Recently, I got a question from a student that would like to use Market Model by reference to the paper written by Brown and Warner 1985.

Talking about the Market Model, I would like to touch slighly on the difference between Market Model with the one being used by William F. Sharpe in its CAPM, particularly in estimating the beta. Well, the whole idea about CAPM is beta, right? One single factor that is very important in that model, that is market beta.

Market model:

Rj = aj + bj rm + ej

Rj = historical (realized) rate of return on Stock J

Rm = historical (realized) rate of return on the market

aj = vertical axis intercept term for Stock J

bj = slope, or beta, coefficient, for Stock J

ej  = random error = difference actual return on a certain period vs that as predicted by the regression line

So what we see here, is, we are trying to regess the stock’s realized return against the market’s realized return.

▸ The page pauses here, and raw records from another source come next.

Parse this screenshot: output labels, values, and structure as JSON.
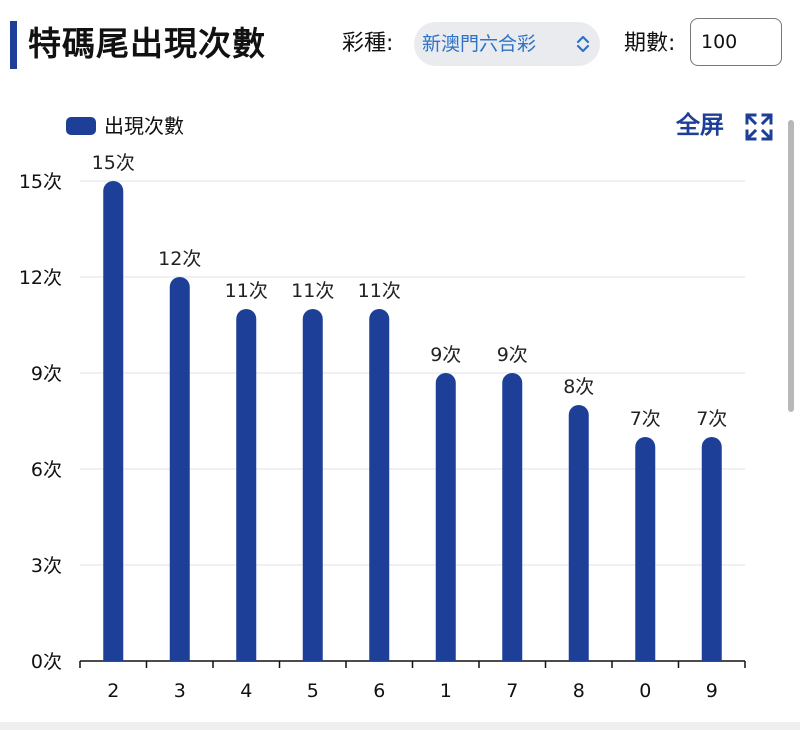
{
  "header": {
    "title": "特碼尾出現次數",
    "lottery_label": "彩種:",
    "lottery_value": "新澳門六合彩",
    "issues_label": "期數:",
    "issues_value": "100"
  },
  "toolbar": {
    "fullscreen_label": "全屏",
    "fullscreen_icon": "expand-icon"
  },
  "colors": {
    "accent": "#1d3f97",
    "select_text": "#2e73c9"
  },
  "chart_data": {
    "type": "bar",
    "categories": [
      "2",
      "3",
      "4",
      "5",
      "6",
      "1",
      "7",
      "8",
      "0",
      "9"
    ],
    "series": [
      {
        "name": "出現次數",
        "values": [
          15,
          12,
          11,
          11,
          11,
          9,
          9,
          8,
          7,
          7
        ]
      }
    ],
    "value_suffix": "次",
    "ylim": [
      0,
      15
    ],
    "yticks": [
      0,
      3,
      6,
      9,
      12,
      15
    ],
    "ytick_labels": [
      "0次",
      "3次",
      "6次",
      "9次",
      "12次",
      "15次"
    ],
    "data_labels": [
      "15次",
      "12次",
      "11次",
      "11次",
      "11次",
      "9次",
      "9次",
      "8次",
      "7次",
      "7次"
    ],
    "legend": "top-left",
    "grid": true
  }
}
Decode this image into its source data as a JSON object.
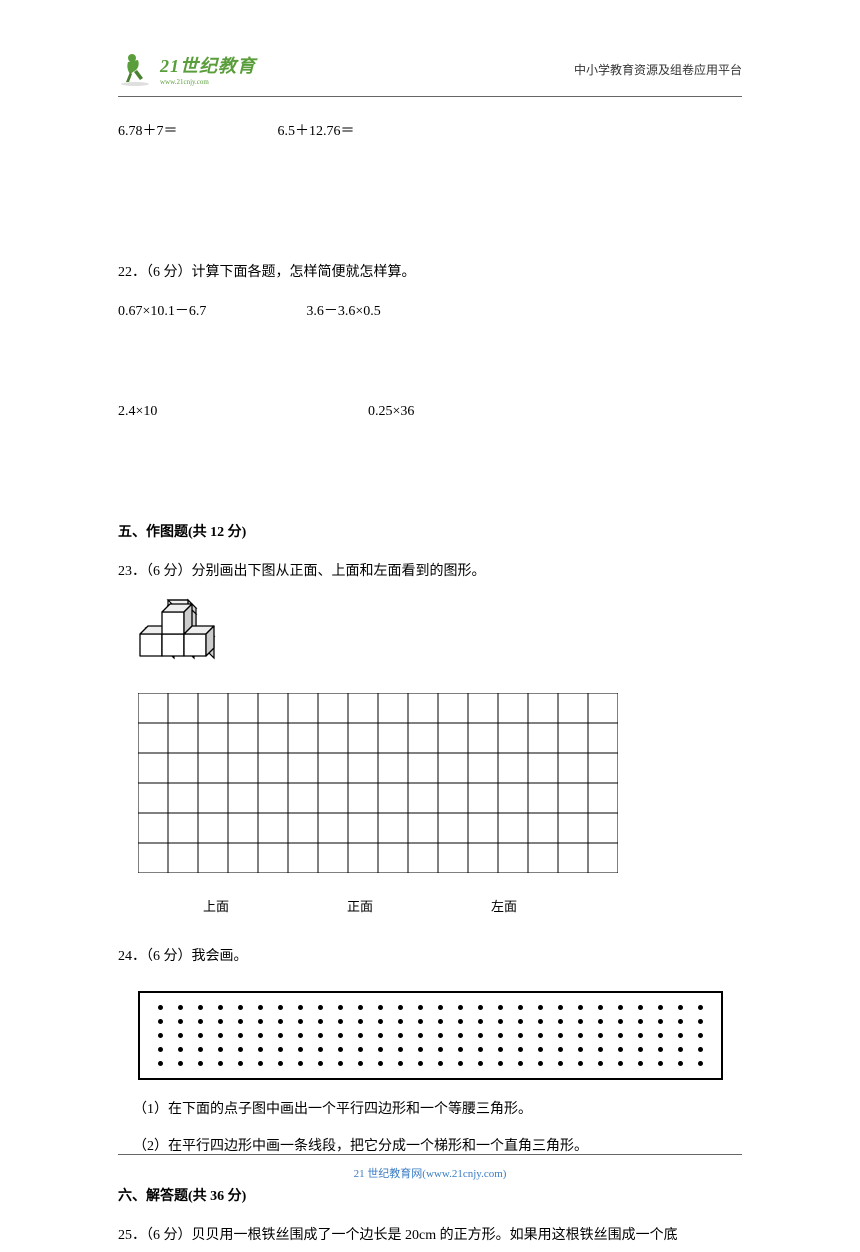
{
  "header": {
    "logo_main": "21世纪教育",
    "logo_sub": "www.21cnjy.com",
    "right_text": "中小学教育资源及组卷应用平台"
  },
  "math_problems": {
    "row1_left": "6.78＋7＝",
    "row1_right": "6.5＋12.76＝"
  },
  "q22": {
    "title": "22．（6 分）计算下面各题，怎样简便就怎样算。",
    "row1_left": "0.67×10.1－6.7",
    "row1_right": "3.6－3.6×0.5",
    "row2_left": "2.4×10",
    "row2_right": "0.25×36"
  },
  "section5": {
    "title": "五、作图题(共 12 分)"
  },
  "q23": {
    "title": "23．（6 分）分别画出下图从正面、上面和左面看到的图形。",
    "grid": {
      "cols": 16,
      "rows": 6,
      "cell_size": 30
    },
    "labels": {
      "label1": "上面",
      "label2": "正面",
      "label3": "左面",
      "pos1": 65,
      "pos2": 150,
      "pos3": 140
    }
  },
  "q24": {
    "title": "24．（6 分）我会画。",
    "dot_grid": {
      "rows": 5,
      "cols": 28
    },
    "sub1": "（1）在下面的点子图中画出一个平行四边形和一个等腰三角形。",
    "sub2": "（2）在平行四边形中画一条线段，把它分成一个梯形和一个直角三角形。"
  },
  "section6": {
    "title": "六、解答题(共 36 分)"
  },
  "q25": {
    "title": "25．（6 分）贝贝用一根铁丝围成了一个边长是 20cm 的正方形。如果用这根铁丝围成一个底"
  },
  "footer": {
    "text": "21 世纪教育网(www.21cnjy.com)"
  }
}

If we look at the SML of the CAPM, the realized return is a bit different from the above Market Model:

Rj = r (Rf) + (rm – r (Rf)) + ej

Rf is the historical (realized) risk free rate

Then if we want to compare the Market Model and CAPM to estimate beta, then we need to re-arrange SML to be:

(rj – r (Rf) = aj + bj x (rm – r(Rf)) + ej

In other words, to be theoretically correct, both y-variable and x-variable in regression, should be the stock’s return in excess of the risk-free rate and the market’s return in excess of the risk-free rate.

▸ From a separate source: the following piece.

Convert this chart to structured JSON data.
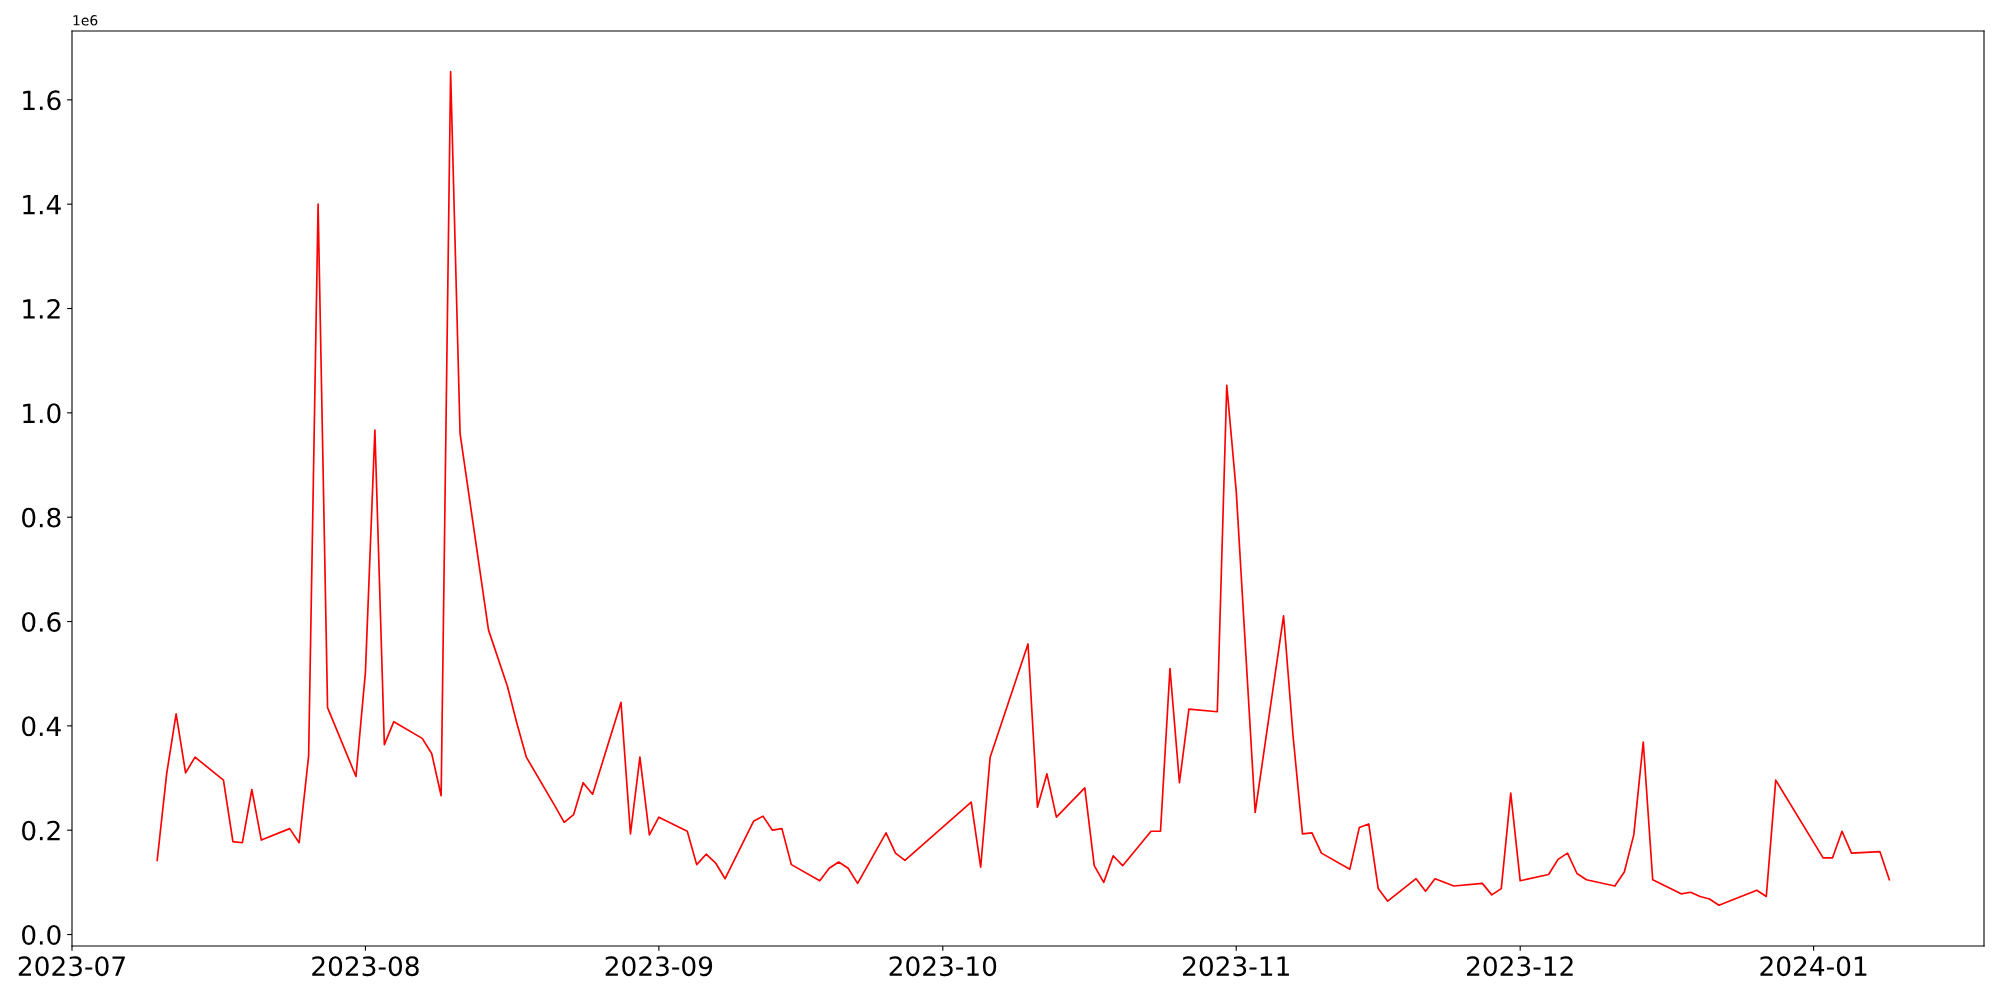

In most cases, both models will give us results that will not have big differences.

So, it is safe to use Market Model in estimating the beta without having to use SML of the CAPM.

As far as I remember, Michael C. Jensen did some initial test of the CAPM Model, which now we name ej (random error above) as Jensen’s alpha. Please see as well F.Black, M. Jensen and M. Scholes in their initial test “The Capital Asset Pricing Model” Some Empirical Tests” (1972).

Michael C. Jensen emphasized the fact that there is no theory behind the Market Model. It is simply a statement about the empirical relationship between security and market returns and tells us nothing about what causes returns to be what they are in any period. It hypothesizes only that there is a systematic linear association between the returns on individual securities and the market index, and empirical tests confirm this characteristic of the model. (M. Jensen, “Tests of Capital Market Theory and Implications of the Evidence, 1974).